The box outlining one state under each column is the default state for that event. All the events shown here have a default state of "disable". This means each of them starts as disabled for every drill instance. If you are generating 20 drill instances, and one of these becomes enabled in the first drill generation, that has no effect on the starting state for the second and subsequent drill instances.
The default-box indicates additional detail by notches in the box sides or corners. Generally, data that filters an event or otherwise flows into it is marked at the top of the box, and effects that flow out of it are marked at the bottom. Passive features are marked at the left, and active features are on the right. More specifically, if an event has attributes (which filter its execution) the box has a top-left notch. If the event establishes data values (which then might be referenced by other events) it has a bottom-left notch. If the event alters the enable or disable state of other events or of arenas, it has a bottom-right notch.
In this example, E has a top-left notch, because the GeneratorAvail attribute prevents this event from being triggered unless there is a generator. It has a bottom-right notch because it affects other events.

The default state indicator works for arenas, too. "WhatReallyHappens" is enabled by default, but it has attributes which make it invisible to most participants. "Earthquake" and "Geology" are disabled by default, but can be turned on by any event. The current act's effect on an arena is indicated by the big triangular notch in the arena's state label. In this case, Earthquake/B says that we have an earthquake, and if Earthquake/B is triggered it will enable the Geology arena. In addition to enabling the arena (a prerequisite for scanning an arena to detect eligible events), it specifically arms E and H in that arena.
To change the effect of an event on an arena, right-click the state-label. To make Earthquake/B disable Geology instead of enabling it, when Earthquake/B is current just right-click Geology's "disable" label.

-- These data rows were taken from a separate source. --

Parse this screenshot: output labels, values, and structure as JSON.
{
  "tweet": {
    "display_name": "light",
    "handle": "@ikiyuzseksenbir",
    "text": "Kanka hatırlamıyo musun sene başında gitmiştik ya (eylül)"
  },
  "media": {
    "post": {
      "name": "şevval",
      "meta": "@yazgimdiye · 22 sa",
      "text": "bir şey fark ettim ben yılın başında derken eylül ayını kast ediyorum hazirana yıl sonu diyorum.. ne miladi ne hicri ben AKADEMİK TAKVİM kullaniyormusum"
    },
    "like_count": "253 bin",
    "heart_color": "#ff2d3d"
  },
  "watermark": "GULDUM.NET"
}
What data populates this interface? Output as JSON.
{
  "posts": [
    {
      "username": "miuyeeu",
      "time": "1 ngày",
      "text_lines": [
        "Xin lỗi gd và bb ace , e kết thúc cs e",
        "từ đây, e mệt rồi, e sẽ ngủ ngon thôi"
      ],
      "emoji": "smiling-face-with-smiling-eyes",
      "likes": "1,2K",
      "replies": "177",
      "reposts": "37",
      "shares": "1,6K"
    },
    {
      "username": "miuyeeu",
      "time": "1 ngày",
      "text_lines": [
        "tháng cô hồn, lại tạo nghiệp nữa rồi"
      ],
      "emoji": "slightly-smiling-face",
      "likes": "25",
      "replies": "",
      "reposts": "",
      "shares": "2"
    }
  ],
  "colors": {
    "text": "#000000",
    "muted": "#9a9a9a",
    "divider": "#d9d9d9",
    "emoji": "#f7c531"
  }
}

To change the default state of an arena or an event, do Alt-RightClick. The default state of an event can be Armed, Enabled, Disabled or Disarmed, not LeaveBe. The default state of an arena can be Enabled or Disabled, nothing else. LeaveBe is the absence of any effect, but it is not a state that an arena or event can be in.
Effects flow to the right and down, so the event states in WhatReallyHappens (in this example) are showing how they affect Earthquake/B. WhatReallyHappens arms Earthquake/B, and the other preceding events leave Earthquake/B alone. Arenas themselves do not have any effect (only their events can have effects), so the arena-state label for WhatReallyHappens/LeaveBe simply means that WhatReallyHappens does not (at the arena level) affect Earthquake/B.